The government must scrap new tax policy ‘reverse charge VAT’ to show they are listening to builders and protecting jobs, according to the Federation of Master Builders (FMB)
New data from the FMB has found that 66% of builders either anticipate that reverse charge VAT will have a ‘moderate or significant’ impact on their firm’s cashflow, are still unclear on the details of this complicated policy or have never even heard of it.
When asked what the impact of reverse charge VAT will be on cashflow, builders said:
- Moderate or significant impact – 37%
- Minor or no impact – 34%
- I don’t know what the impact will be – 23%
- I don’t know what reverse charge VAT is – 6%
A ‘damaging policy being introduced’
Brian Berry, chief executive of the Federation of Master Builders, said: “Reverse charge VAT is a damaging policy being introduced at the worst possible time for builders.

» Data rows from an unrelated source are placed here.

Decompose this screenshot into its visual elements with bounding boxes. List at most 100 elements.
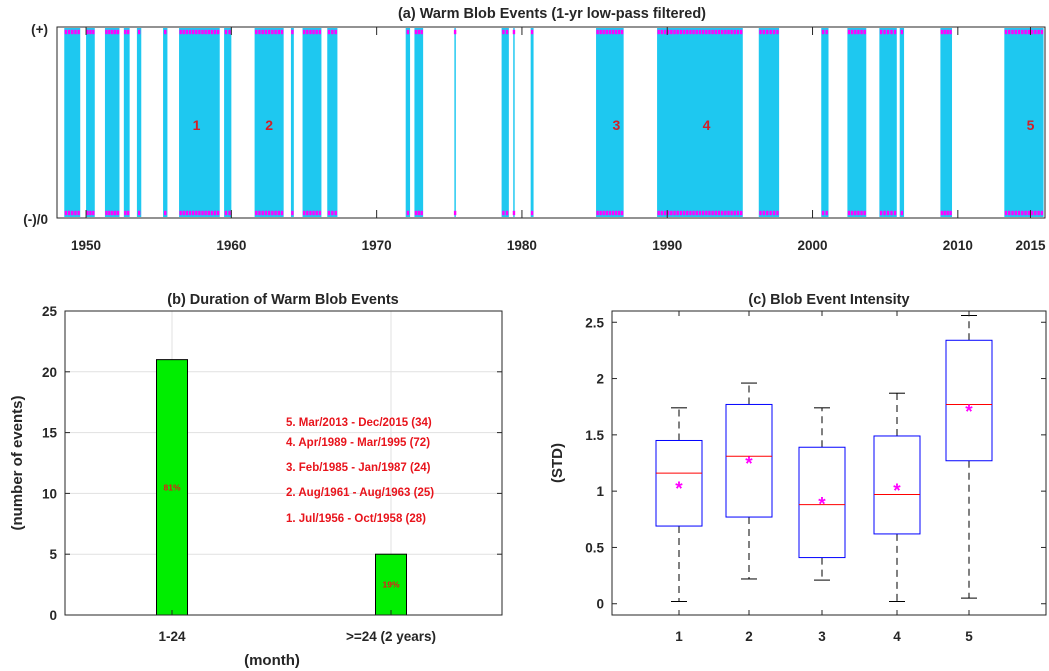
warm-event-bar-7 (179, 28, 220, 217)
event-marker-14-2-bottom (417, 210, 420, 216)
x-tick-label-2015: 2015 (1015, 238, 1046, 253)
event-marker-9-1-top (255, 29, 258, 35)
event-marker-11-5-top (315, 29, 318, 35)
event-marker-12-3-top (334, 29, 337, 35)
event-marker-20-11-bottom (689, 210, 692, 216)
event-marker-16-1-bottom (502, 210, 505, 216)
event-marker-7-11-top (210, 29, 214, 35)
event-marker-4-2-bottom (126, 210, 130, 216)
event-marker-13-1-top (406, 29, 410, 35)
panel-c-intensity: (c) Blob Event Intensity * * * * * 0 0.5 1 1.5 2… (549, 292, 1047, 644)
y-tick-label-0.5: 0.5 (585, 540, 604, 555)
event-marker-21-3-top (766, 29, 769, 35)
event-marker-27-10-bottom (1034, 210, 1037, 216)
event-marker-20-8-top (679, 29, 683, 35)
event-marker-4-1-top (124, 29, 127, 35)
event-marker-21-4-bottom (769, 210, 772, 216)
event-marker-9-3-bottom (261, 210, 264, 216)
event-marker-23-3-bottom (854, 210, 857, 216)
event-marker-20-2-bottom (660, 210, 664, 216)
event-number-label-3: 3 (612, 117, 620, 133)
warm-event-bar-10 (290, 28, 294, 217)
event-marker-7-2-top (182, 29, 185, 35)
event-marker-20-19-bottom (714, 210, 718, 216)
event-marker-11-6-bottom (318, 210, 322, 216)
box-5 (945, 339, 993, 462)
event-marker-14-1-bottom (414, 210, 418, 216)
event-marker-20-18-bottom (711, 210, 714, 216)
panel-b-x-ticks: 1-24 >=24 (2 years) (158, 610, 436, 644)
warm-event-bar-12 (327, 28, 338, 217)
event-marker-3-2-top (108, 29, 111, 35)
event-marker-22-1-top (821, 29, 825, 35)
event-marker-7-12-top (213, 29, 217, 35)
panel-b-axes-box (64, 310, 503, 616)
x-tick-label-1990: 1990 (652, 238, 682, 253)
event-number-label-1: 1 (193, 117, 201, 133)
event-marker-18-1-bottom (530, 210, 534, 216)
x-tick-label-2000: 2000 (798, 238, 828, 253)
duration-bar-percent-2: 19% (382, 580, 399, 590)
event-marker-19-7-bottom (614, 210, 618, 216)
event-marker-23-4-top (857, 29, 860, 35)
event-marker-7-8-top (201, 29, 204, 35)
event-marker-5-1-top (137, 29, 141, 35)
event-marker-20-16-bottom (705, 210, 708, 216)
event-marker-20-21-top (720, 29, 724, 35)
panel-b-event-annotations: 5. Mar/2013 - Dec/2015 (34) 4. Apr/1989 -… (286, 417, 434, 525)
event-marker-7-12-bottom (213, 210, 217, 216)
event-marker-20-23-top (727, 29, 730, 35)
event-marker-9-7-bottom (274, 210, 277, 216)
event-annotation-2: 2. Aug/1961 - Aug/1963 (25) (286, 487, 434, 499)
event-marker-7-9-top (204, 29, 207, 35)
event-marker-20-1-top (657, 29, 660, 35)
event-marker-20-20-top (717, 29, 721, 35)
event-marker-20-16-top (705, 29, 708, 35)
event-marker-20-14-bottom (698, 210, 702, 216)
event-marker-7-7-bottom (198, 210, 201, 216)
x-tick-label-1: 1-24 (158, 629, 186, 644)
event-marker-9-5-top (267, 29, 271, 35)
panel-c-axes-box (611, 310, 1047, 616)
event-marker-1-1-bottom (64, 210, 68, 216)
event-marker-2-3-bottom (92, 210, 95, 216)
event-marker-20-3-bottom (663, 210, 667, 216)
event-marker-1-2-top (67, 29, 71, 35)
event-marker-14-2-top (417, 29, 420, 35)
event-marker-9-6-top (271, 29, 274, 35)
panel-a-event-bars (64, 28, 1044, 217)
event-marker-20-25-top (733, 29, 737, 35)
event-marker-4-1-bottom (124, 210, 127, 216)
event-marker-21-5-bottom (772, 210, 776, 216)
event-marker-11-3-bottom (309, 210, 312, 216)
x-tick-label-1970: 1970 (362, 238, 392, 253)
event-marker-16-2-bottom (505, 210, 509, 216)
event-marker-20-18-top (711, 29, 714, 35)
box-1 (655, 439, 703, 527)
event-marker-2-1-bottom (86, 210, 89, 216)
event-marker-27-8-bottom (1027, 210, 1031, 216)
event-marker-13-1-bottom (406, 210, 410, 216)
event-marker-9-2-bottom (258, 210, 261, 216)
event-marker-14-1-top (414, 29, 418, 35)
event-marker-20-12-top (692, 29, 695, 35)
event-marker-21-2-bottom (762, 210, 766, 216)
mean-marker-1: * (675, 479, 683, 500)
event-marker-17-1-bottom (512, 210, 516, 216)
event-marker-26-1-top (940, 29, 944, 35)
event-marker-11-1-top (302, 29, 306, 35)
event-marker-25-1-top (900, 29, 904, 35)
panel-a-x-ticks: 1950 1960 1970 1980 1990 2000 2010 2015 (71, 27, 1046, 253)
event-marker-26-4-bottom (949, 210, 952, 216)
mean-marker-5: * (965, 402, 973, 423)
event-marker-27-11-bottom (1037, 210, 1040, 216)
x-tick-label-4: 4 (893, 629, 901, 644)
event-marker-19-3-bottom (602, 210, 605, 216)
event-marker-24-1-top (879, 29, 883, 35)
event-marker-20-2-top (660, 29, 664, 35)
event-marker-19-7-top (614, 29, 618, 35)
event-marker-3-3-bottom (111, 210, 114, 216)
y-tick-label-25: 25 (42, 304, 58, 319)
y-tick-label-2.5: 2.5 (585, 315, 604, 330)
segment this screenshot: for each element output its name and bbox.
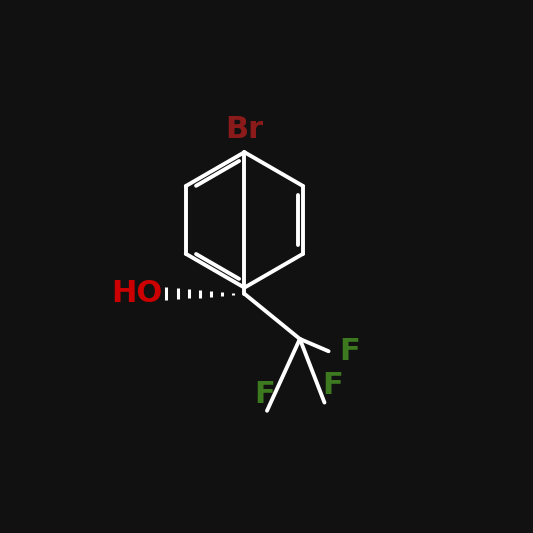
Text: F: F (255, 379, 276, 409)
Text: F: F (322, 372, 343, 400)
Text: HO: HO (111, 279, 163, 308)
Text: Br: Br (225, 115, 263, 144)
Text: F: F (339, 337, 360, 366)
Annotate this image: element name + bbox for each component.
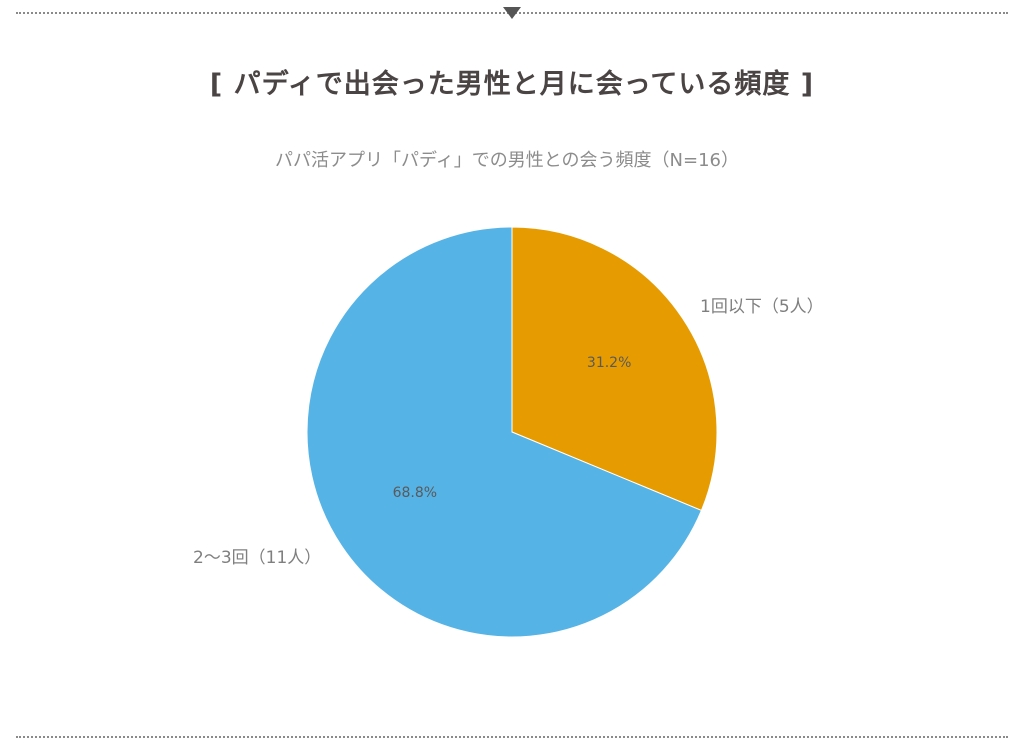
bottom-dotted-divider (16, 736, 1008, 738)
slice-category-label-2: 2〜3回（11人） (193, 548, 321, 568)
slice-percent-label-1: 31.2% (587, 355, 631, 371)
pie-slice-1 (511, 226, 718, 512)
slice-percent-label-2: 68.8% (393, 485, 437, 501)
slice-category-label-1: 1回以下（5人） (700, 297, 824, 317)
page-heading: [ パディで出会った男性と月に会っている頻度 ] (209, 69, 815, 100)
chart-title: パパ活アプリ「パディ」での男性との会う頻度（N=16） (275, 150, 739, 171)
pie-slice-2 (306, 226, 703, 638)
down-triangle-icon (503, 7, 521, 19)
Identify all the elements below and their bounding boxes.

“By removing the flow of VAT money between businesses in the construction supply chain, 4 in 10 builders say this will have a ‘significant or moderate’ impact on their cashflow.
“The construction industry stands ready to tackle tax fraud, but reverse charge VAT harms all builders for the actions of a minority of unscrupulous firms.
“Reverse charge VAT is a complicated policy that it takes time to prepare for. Time is a luxury most builders have not had over the past year, as demonstrated by the 29% of my members who are either unaware of the policy or unsure of its impact.
“The government is placing a strong emphasis on keeping construction sites open and protecting jobs. If the industry is to continue supporting recovery, the government must listen to builders and scrap reverse charge VAT.”
Deepak Singh Udassi, director of City Lofts London, commented: “It is important to tackle fraud in the construction supply chain. Due to the little to no regulation in the industry, rogue traders are able to operate freely, to the detriment of consumers and reputable businesses like mine and other FMB members.
“However, reverse charge VAT is not the solution. A mandatory licensing scheme for UK construction businesses would tackle the root cause of this problem by introducing a minimum barrier to entry.
“Licensing would also drive-up standards, professionalism and the reputation of the industry, which is clearly not well regarded across Whitehall as demonstrated by this punitive policy.”